Oleh : Dharma Leksana, S.Th., M.Si. – Ketua Umum Perkumpulan Wartawan Gereja Indonesia (PWGI)
Wartagereja.co.id – Jakarta, Di tengah lanskap profesi modern, jurnalisme sering dipandang sebagai pilar keempat demokrasi, penjaga kebenaran, dan penyambung lidah masyarakat.

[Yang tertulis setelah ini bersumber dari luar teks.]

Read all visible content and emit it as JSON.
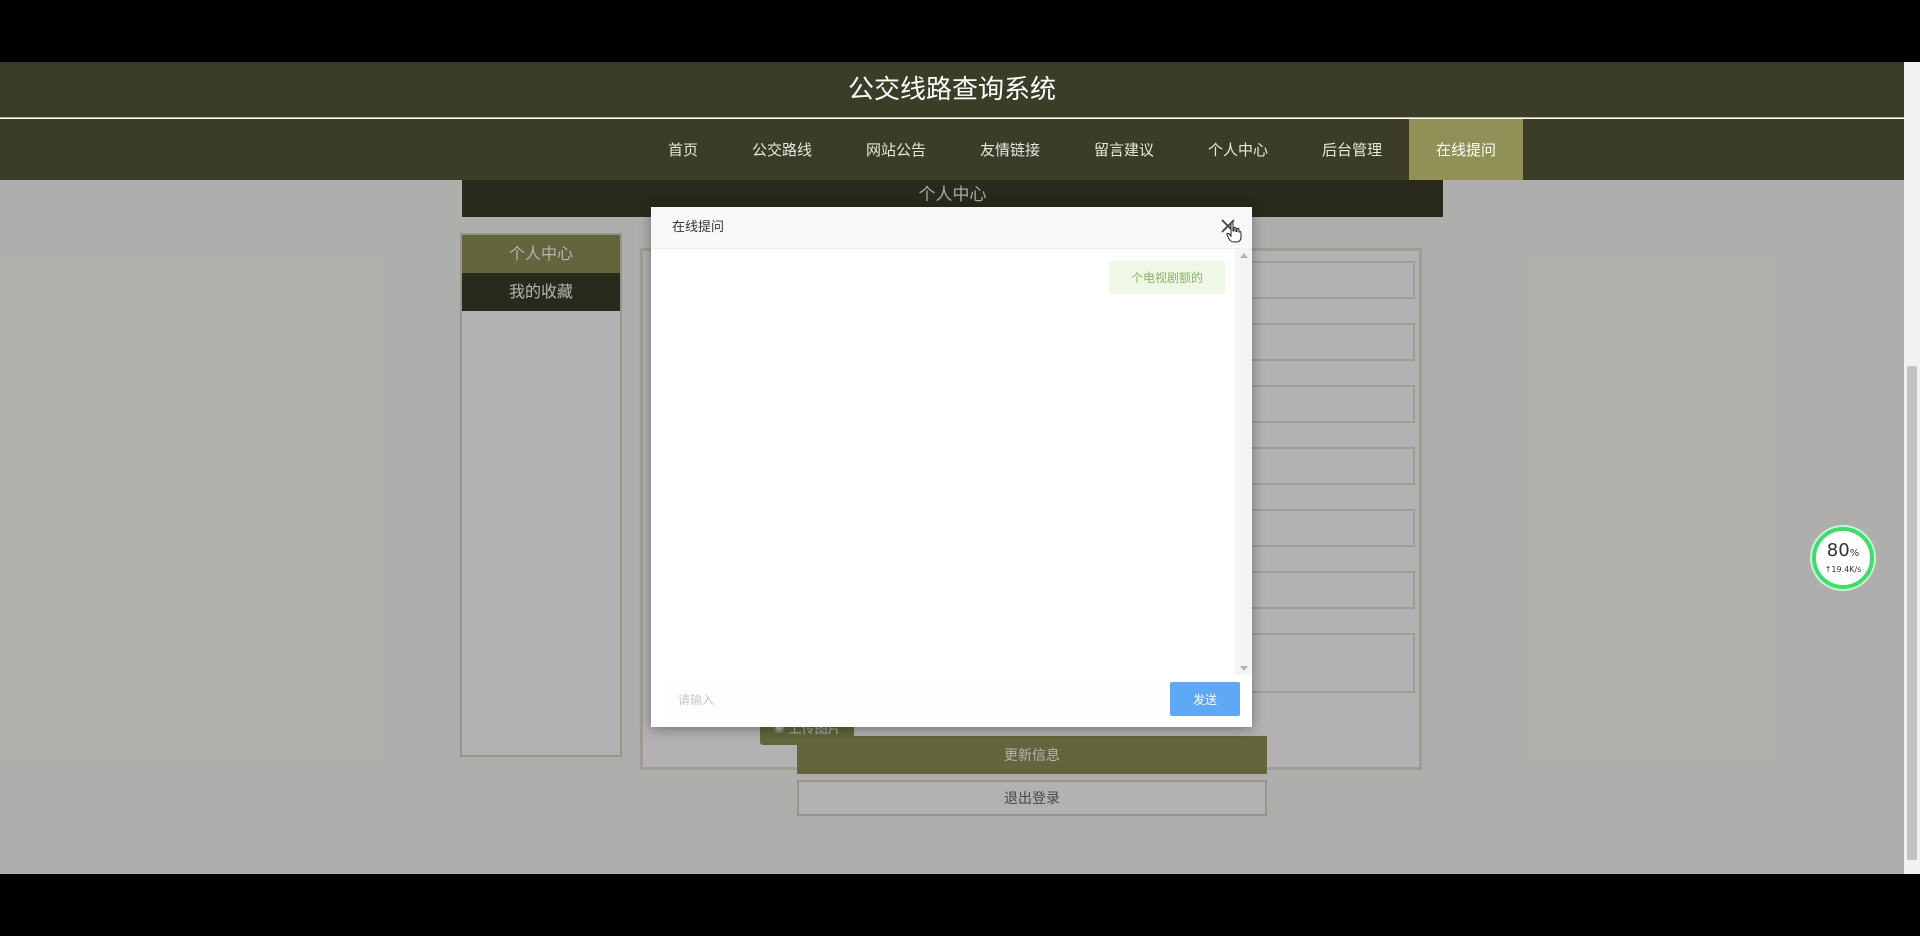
{
  "site": {
    "title": "公交线路查询系统"
  },
  "nav": {
    "items": [
      {
        "label": "首页"
      },
      {
        "label": "公交路线"
      },
      {
        "label": "网站公告"
      },
      {
        "label": "友情链接"
      },
      {
        "label": "留言建议"
      },
      {
        "label": "个人中心"
      },
      {
        "label": "后台管理"
      },
      {
        "label": "在线提问"
      }
    ],
    "active_index": 7
  },
  "section": {
    "title": "个人中心"
  },
  "left_menu": {
    "items": [
      {
        "label": "个人中心"
      },
      {
        "label": "我的收藏"
      }
    ]
  },
  "form": {
    "upload_label": "上传图片",
    "update_label": "更新信息",
    "logout_label": "退出登录"
  },
  "dialog": {
    "title": "在线提问",
    "messages": [
      {
        "text": "个电视剧额的"
      }
    ],
    "input_placeholder": "请输入",
    "send_label": "发送"
  },
  "speed_widget": {
    "percent": "80",
    "percent_unit": "%",
    "rate": "↑19.4K/s"
  },
  "colors": {
    "header_bg": "#3b3d29",
    "accent": "#8f9157",
    "send_button": "#5fa8f5"
  }
}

Namun, sebuah perspektif yang lebih mendalam, terutama dari sudut pandang teologis, mulai mengemuka: apakah profesi jurnalis, khususnya yang berdedikasi pada pewartaan nilai-nilai iman, memiliki kedudukan yang unik, bahkan melampaui profesi lain seperti pengacara atau pendeta?
Argumen ini muncul dari observasi bahwa esensi banyak profesi lain, termasuk pelayanan keagamaan, bertumpu pada informasi dan narasi yang proses pengumpulan serta penyebarannya mirip dengan kerja jurnalistik. Alkitab, sebagai fondasi iman Kristen, dapat dilihat sebagai hasil dari proses panjang pencatatan, penyuntingan, dan transmisi kesaksian iman—sebuah “produk jurnalistik” kuno dalam arti luas.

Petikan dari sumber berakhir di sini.